Am nächsten Tag kamen wir morgens wieder alle zusammen und haben unsere Kleingruppenarbeit vorgestellt und ausführlich über die Ergebnisse diskutiert. Anschließend fand ein interessanter Workshop statt, bei dem wir allerhand Tipps und Tricks für den lebenspraktischen Bereich bekamen und viele tolle Hilfsmittel ausprobieren durften.
Wir schnitten z. B. einen Obstsalat unter der Augenbinde. Gar nicht so einfach! Wie identifiziere ich faule Stellen am Obst? Welches Schneidebrett ist voll? Wie organisiere ich meinen Arbeitsplatz?
Des Weiteren versuchten wir Geldmünzen und Scheine zu identifizieren. Ich wusste bisher gar nicht, dass unsere Euro Münzen unterschiedliche Riffelungen am Rand haben. Es gibt einige Hilfsmittel um sein Geld gut sortiert zur Hand zu haben.
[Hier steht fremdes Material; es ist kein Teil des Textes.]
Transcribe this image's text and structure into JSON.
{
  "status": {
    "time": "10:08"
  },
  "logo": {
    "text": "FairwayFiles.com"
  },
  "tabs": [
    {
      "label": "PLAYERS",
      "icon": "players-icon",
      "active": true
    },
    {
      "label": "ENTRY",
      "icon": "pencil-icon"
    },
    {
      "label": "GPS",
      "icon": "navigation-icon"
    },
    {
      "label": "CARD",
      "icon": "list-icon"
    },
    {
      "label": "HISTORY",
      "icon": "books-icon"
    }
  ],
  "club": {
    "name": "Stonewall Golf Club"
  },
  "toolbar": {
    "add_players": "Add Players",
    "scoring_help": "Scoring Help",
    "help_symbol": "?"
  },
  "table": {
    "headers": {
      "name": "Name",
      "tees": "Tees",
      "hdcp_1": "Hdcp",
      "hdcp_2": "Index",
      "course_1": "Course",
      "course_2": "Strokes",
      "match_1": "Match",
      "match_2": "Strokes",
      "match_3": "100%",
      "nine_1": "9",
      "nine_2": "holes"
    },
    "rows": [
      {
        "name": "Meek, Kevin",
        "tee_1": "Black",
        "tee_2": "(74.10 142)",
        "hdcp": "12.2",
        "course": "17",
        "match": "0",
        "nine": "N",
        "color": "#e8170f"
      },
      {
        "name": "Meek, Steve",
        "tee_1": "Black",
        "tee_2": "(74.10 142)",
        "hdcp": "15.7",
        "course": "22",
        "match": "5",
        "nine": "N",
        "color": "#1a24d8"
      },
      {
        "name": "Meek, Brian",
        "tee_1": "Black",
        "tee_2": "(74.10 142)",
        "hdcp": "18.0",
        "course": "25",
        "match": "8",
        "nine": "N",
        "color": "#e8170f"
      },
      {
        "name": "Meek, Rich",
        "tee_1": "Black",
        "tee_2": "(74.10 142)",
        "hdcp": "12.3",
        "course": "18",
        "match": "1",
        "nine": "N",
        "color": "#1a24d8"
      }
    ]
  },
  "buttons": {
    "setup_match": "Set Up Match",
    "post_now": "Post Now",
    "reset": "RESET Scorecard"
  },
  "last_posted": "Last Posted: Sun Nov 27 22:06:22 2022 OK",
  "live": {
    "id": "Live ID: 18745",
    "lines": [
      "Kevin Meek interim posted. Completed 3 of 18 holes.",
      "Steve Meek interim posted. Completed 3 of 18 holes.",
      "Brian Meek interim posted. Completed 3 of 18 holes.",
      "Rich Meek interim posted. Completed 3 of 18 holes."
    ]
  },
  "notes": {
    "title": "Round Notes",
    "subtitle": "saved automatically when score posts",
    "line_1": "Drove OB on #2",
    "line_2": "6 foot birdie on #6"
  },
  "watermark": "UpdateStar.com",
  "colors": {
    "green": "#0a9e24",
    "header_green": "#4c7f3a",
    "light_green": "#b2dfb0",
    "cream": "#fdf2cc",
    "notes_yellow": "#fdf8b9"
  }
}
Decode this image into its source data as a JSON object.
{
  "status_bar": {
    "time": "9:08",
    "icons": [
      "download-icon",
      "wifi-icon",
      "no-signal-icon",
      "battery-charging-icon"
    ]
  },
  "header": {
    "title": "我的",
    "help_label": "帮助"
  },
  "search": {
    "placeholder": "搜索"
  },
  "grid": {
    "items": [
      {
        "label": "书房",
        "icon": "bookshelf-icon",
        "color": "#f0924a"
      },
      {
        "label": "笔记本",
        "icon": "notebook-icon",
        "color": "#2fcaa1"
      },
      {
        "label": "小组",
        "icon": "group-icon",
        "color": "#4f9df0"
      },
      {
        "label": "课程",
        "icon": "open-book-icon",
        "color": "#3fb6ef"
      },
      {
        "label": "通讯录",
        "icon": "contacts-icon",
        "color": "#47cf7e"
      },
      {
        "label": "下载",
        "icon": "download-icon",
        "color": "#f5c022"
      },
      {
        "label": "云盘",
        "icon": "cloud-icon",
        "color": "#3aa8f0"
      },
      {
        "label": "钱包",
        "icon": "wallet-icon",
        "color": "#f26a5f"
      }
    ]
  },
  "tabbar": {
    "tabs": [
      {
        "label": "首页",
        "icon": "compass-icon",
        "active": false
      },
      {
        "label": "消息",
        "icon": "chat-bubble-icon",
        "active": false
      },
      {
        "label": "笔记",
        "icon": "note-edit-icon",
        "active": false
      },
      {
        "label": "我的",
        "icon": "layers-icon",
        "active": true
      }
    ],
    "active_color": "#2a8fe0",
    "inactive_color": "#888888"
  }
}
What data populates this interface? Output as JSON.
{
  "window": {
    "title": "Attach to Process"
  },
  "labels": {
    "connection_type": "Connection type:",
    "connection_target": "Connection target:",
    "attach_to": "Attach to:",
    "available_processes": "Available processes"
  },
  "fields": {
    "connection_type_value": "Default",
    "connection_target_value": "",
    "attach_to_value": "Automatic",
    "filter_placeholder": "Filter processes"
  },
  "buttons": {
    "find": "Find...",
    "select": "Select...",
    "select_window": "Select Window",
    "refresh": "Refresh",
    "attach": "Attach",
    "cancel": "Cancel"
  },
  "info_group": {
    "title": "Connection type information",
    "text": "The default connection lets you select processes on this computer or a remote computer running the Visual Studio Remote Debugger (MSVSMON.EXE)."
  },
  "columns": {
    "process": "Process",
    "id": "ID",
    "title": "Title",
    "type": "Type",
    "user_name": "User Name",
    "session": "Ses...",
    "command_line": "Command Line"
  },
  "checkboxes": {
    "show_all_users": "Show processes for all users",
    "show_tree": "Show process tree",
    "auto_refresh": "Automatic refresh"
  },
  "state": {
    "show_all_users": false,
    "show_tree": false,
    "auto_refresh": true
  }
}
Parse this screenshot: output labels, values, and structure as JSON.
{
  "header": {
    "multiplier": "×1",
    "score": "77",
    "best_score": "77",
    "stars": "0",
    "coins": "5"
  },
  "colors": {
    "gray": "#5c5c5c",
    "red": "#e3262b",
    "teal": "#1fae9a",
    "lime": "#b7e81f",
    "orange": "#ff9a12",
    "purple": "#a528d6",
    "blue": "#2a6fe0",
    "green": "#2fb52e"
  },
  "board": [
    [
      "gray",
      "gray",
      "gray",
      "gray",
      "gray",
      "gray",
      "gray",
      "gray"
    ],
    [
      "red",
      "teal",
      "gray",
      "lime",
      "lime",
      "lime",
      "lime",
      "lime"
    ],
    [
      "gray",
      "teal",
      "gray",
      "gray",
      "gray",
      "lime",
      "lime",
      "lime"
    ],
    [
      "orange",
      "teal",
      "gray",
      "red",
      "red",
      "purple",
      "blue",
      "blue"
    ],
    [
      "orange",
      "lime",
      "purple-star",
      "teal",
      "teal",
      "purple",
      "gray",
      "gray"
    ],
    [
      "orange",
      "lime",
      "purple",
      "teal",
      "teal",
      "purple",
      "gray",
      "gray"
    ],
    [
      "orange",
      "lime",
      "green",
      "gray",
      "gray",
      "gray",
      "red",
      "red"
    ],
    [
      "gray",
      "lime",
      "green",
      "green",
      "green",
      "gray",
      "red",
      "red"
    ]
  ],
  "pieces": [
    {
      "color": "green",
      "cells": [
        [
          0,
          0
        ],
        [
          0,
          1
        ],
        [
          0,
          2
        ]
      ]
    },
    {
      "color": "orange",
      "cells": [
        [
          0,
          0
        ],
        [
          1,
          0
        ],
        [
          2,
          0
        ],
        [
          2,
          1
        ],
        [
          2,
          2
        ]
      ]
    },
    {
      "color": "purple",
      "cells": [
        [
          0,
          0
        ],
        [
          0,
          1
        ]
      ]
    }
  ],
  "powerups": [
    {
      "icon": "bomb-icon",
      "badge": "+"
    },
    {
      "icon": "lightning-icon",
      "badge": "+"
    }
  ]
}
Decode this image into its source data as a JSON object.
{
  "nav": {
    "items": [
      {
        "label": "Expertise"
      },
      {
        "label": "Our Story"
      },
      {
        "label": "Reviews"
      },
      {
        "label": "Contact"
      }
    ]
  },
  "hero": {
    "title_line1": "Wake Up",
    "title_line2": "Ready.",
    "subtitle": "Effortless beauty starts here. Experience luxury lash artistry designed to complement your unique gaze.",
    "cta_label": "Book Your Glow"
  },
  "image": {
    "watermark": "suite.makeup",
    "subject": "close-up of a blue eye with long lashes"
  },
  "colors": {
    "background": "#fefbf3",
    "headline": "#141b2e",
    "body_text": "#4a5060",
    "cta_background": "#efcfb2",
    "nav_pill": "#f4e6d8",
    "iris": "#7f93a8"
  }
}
Für Münzen gibt es Sortierboxen aus Plastik, für Scheine gibt es z. B. Schablonen, mit denen man die Größe des Scheins messen kann. Es gibt auch Apps, die Geldscheine erkennen, wenn die Kamera des Smartphones auf eine Banknote gerichtet wird.
Wir probierten auch verschiedene Hilfsmittel für die Küche aus, z. B. eine sprechende Küchenwage oder eine Einschenkhilfe.
Zudem bekamen wir Tipps, welche Gesellschaftsspiele für blinde Kinder 'Sinn machen', durften ein paar adaptierte Spiele ausprobieren und genauer unter die Lupe nehmen.
Nach einer kurzen Pause fanden wir uns wieder ein, um gemeinsam mit Dr. Michael Richter rechtliche Fragen zur Beantragung einer Kostenübernahme für die LPF-Schulungen zu klären. In vielen Köpfen ist noch fest verankert, dass lediglich 40 Stunden LPF-/Mobi-Training von den Krankenkassen übernommen werden. Das ist jedoch NICHT richtig. Laut Dr. Richter muss jede Person so viele LPF-/Mobi-Training-Stunden genehmigt bekommen wie sie benötigt.
Abschließend lässt sich sagen: Das Seminar war suuuper! Wir sind mit vielen neuen Ideen nach Hause gegangen, wie wir den Alltag unserer Kinder erleichtern können.